L’indagine sull’intimità al centro di una mostra in una galleria di Parigi
French artist Guillaume Valenti (b. 1987) presents his solo exhibition "Système domestique" at Parliament Gallery in Paris, exploring how personal identity can be conveyed through intimate domestic spaces rather than traditional portraiture. The show centers on repeated depictions of the artist's studio bookshelf, captured from the same viewpoint and proportions, which serves both as a subject and a structural grid. Valenti's paintings investigate the interplay of light, color, and abstraction, with works such as "Grise" (2026) and "Bibliothèque blanche" (2026) using overexposure and artificial coloration to deconstruct realistic representation.
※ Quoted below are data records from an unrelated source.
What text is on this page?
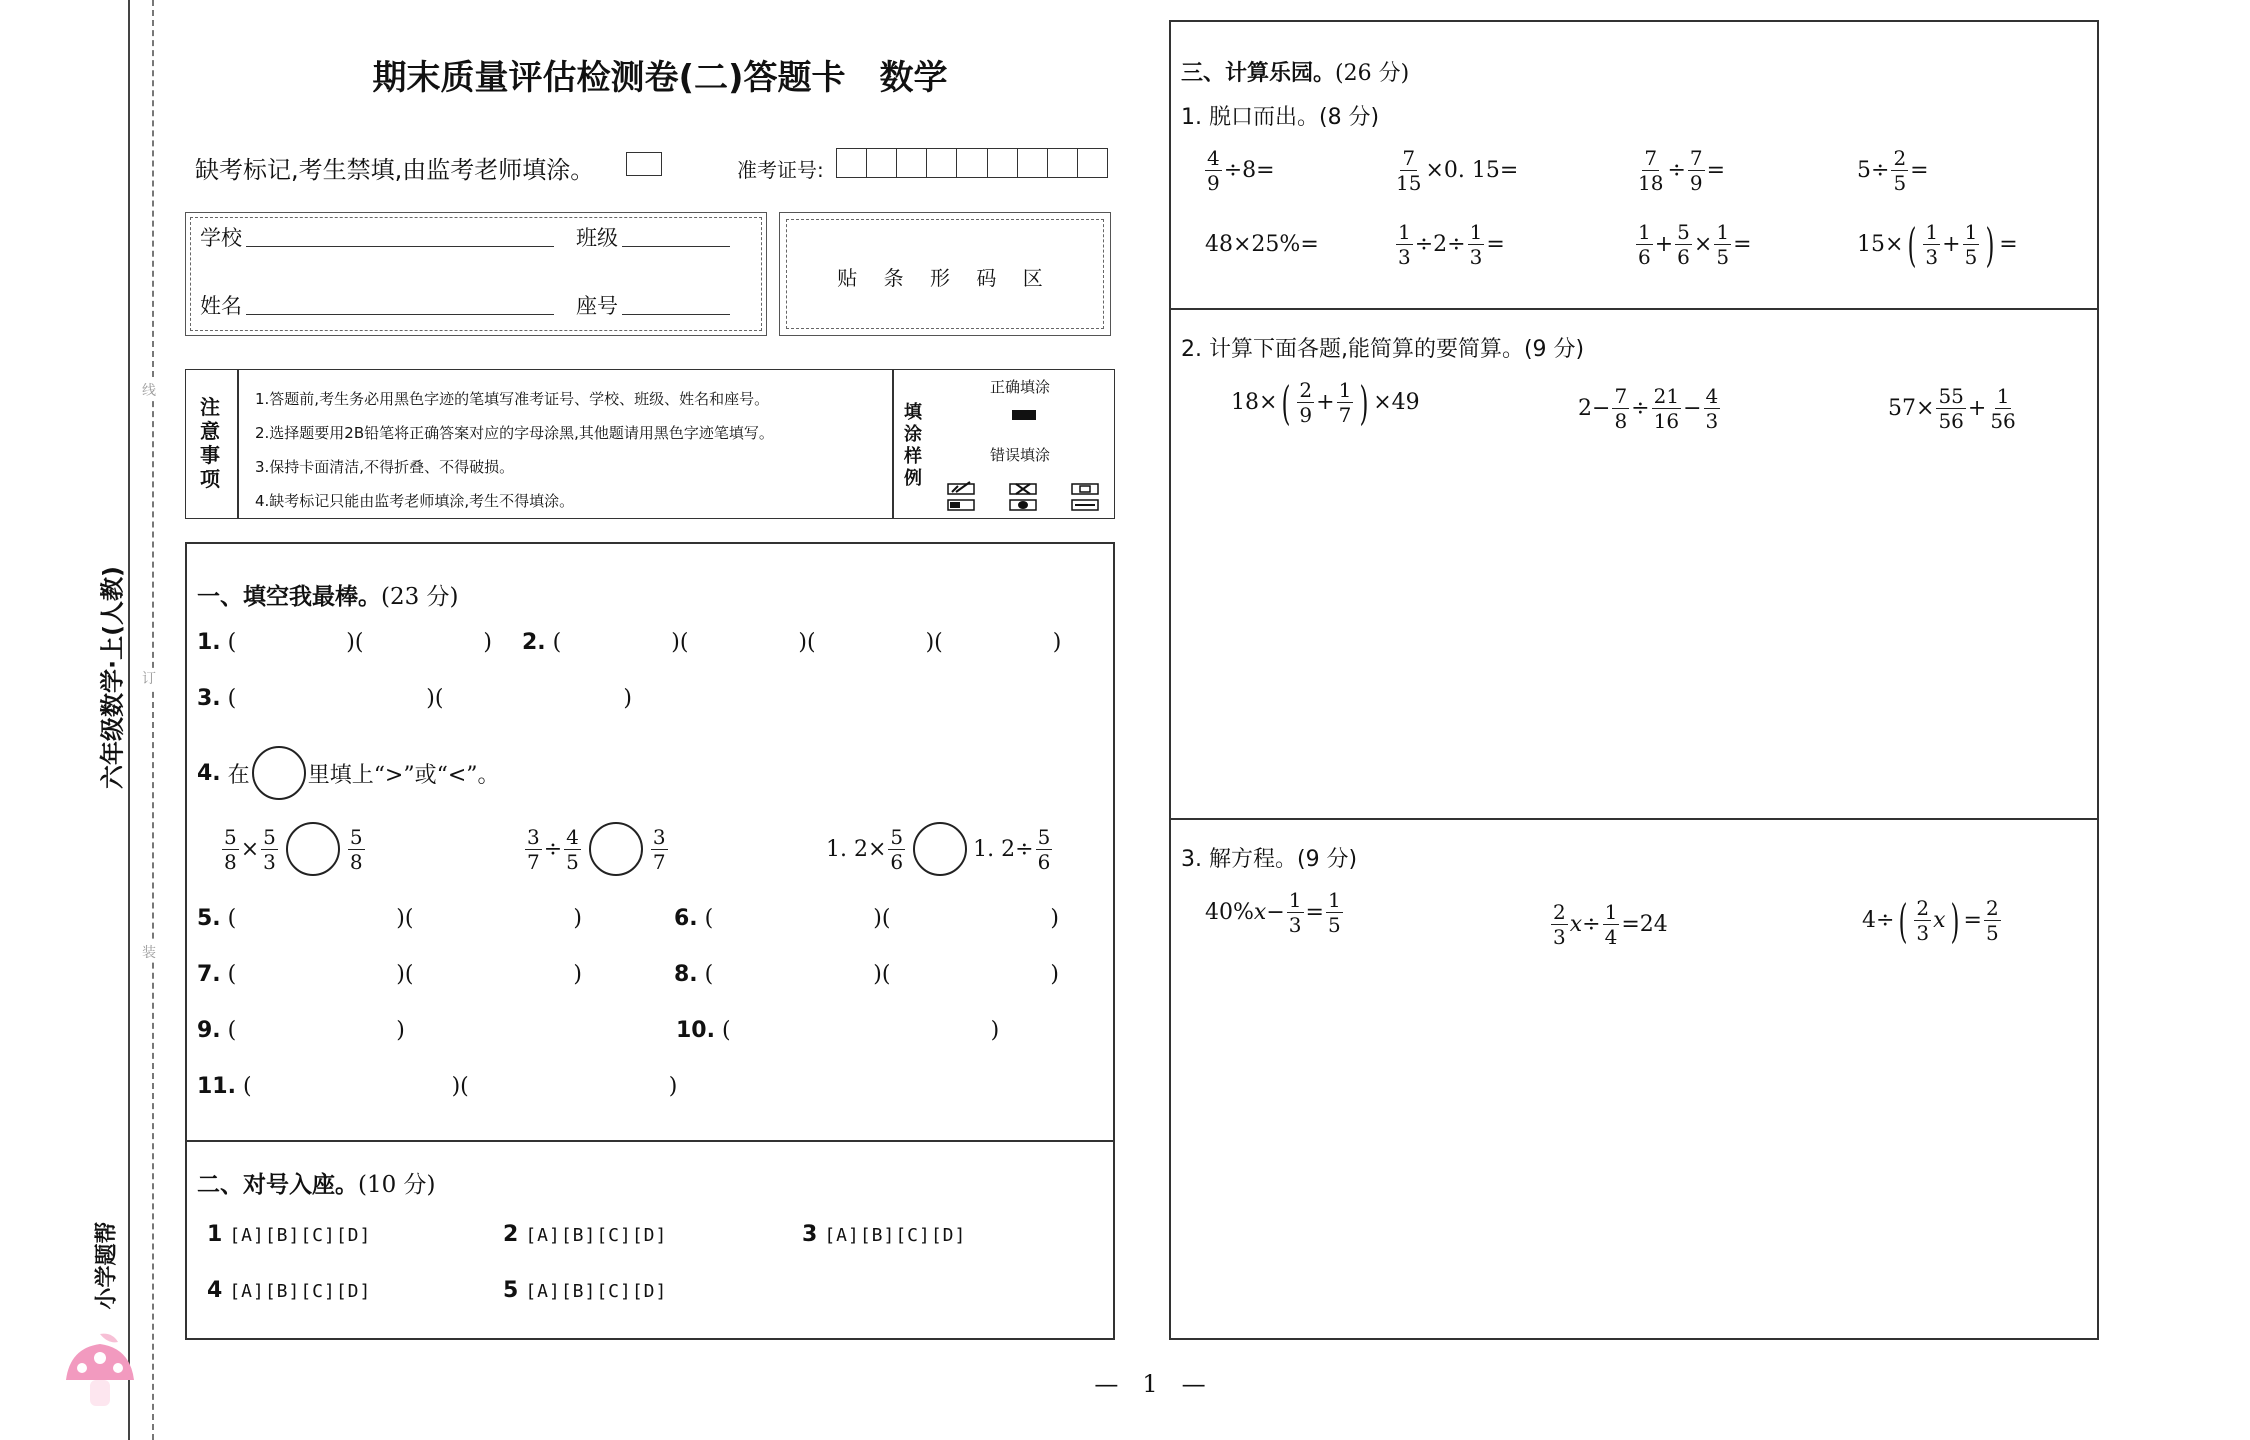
线
订
装
六年级数学·上(人教)
小学题帮
期末质量评估检测卷(二)答题卡　数学
缺考标记,考生禁填,由监考老师填涂。	准考证号:
学校	班级
姓名	座号
贴 条 形 码 区
注
意
事
项
1.答题前,考生务必用黑色字迹的笔填写准考证号、学校、班级、姓名和座号。
2.选择题要用2B铅笔将正确答案对应的字母涂黑,其他题请用黑色字迹笔填写。
3.保持卡面清洁,不得折叠、不得破损。
4.缺考标记只能由监考老师填涂,考生不得填涂。
填
涂
样
例
正确填涂
错误填涂
一、填空我最棒。(23 分)
1. (	)(	) 2. (	)(	)(	)(	)
3. (	)(	)
4.
在	里填上“>”或“<”。
$\frac{5}{8} \times \frac{5}{3}$	$\frac{5}{8}$	$\frac{3}{7} \div \frac{4}{5}$	$\frac{3}{7}$	1. $2\times \frac{5}{6}$	1. $2\div \frac{5}{6}$
5. (	)(	)	6. (	)(	)
7. (	)(	)	8. (	)(	)
9. (	)	10. (	)
11. (	)(	)
二、对号入座。(10 分)
1 [A][B][C][D]	2 [A][B][C][D]	3 [A][B][C][D]
4 [A][B][C][D]	5 [A][B][C][D]
三、计算乐园。(26 分)
1. 脱口而出。(8 分)
$\frac{4}{9} \div 8=$	$\frac{7}{15} \times 0$. 15=	$\frac{7}{18} \div \frac{7}{9}$ =	$5\div \frac{2}{5}$ =
48×25%=	$\frac{1}{3} \div 2\div \frac{1}{3}$ =	$\frac{1}{6} + \frac{5}{6} \times \frac{1}{5}$ =	15× ( $\frac{1}{3} + \frac{1}{5}$ ) =
2. 计算下面各题,能简算的要简算。(9 分)
18× ( $\frac{2}{9} + \frac{1}{7}$ ) ×49	$2- \frac{7}{8} \div \frac{21}{16} - \frac{4}{3}$	$57\times \frac{55}{56} + \frac{1}{56}$
3. 解方程。(9 分)
40% $x - \frac{1}{3} = \frac{1}{5}$	$\frac{2}{3}$ $x \div \frac{1}{4} =24$	4÷ ( $\frac{2}{3}$ x ) = $\frac{2}{5}$
—　1　—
Other pieces like "The florist" (2026) depict views from the studio window, further examining the boundary between interior and exterior perception.
This exhibition matters because it offers a fresh perspective on contemporary portraiture by shifting focus from the human figure to the objects and spaces that define a person's daily life. Valenti's methodical approach—repeating the same bookshelf motif while varying light and color—reveals the process of image-making itself, blending personal biography with broader questions about representation, perception, and the manipulation of reality in painting. The show contributes to ongoing dialogues in contemporary art about identity, domesticity, and the limits of visual representation.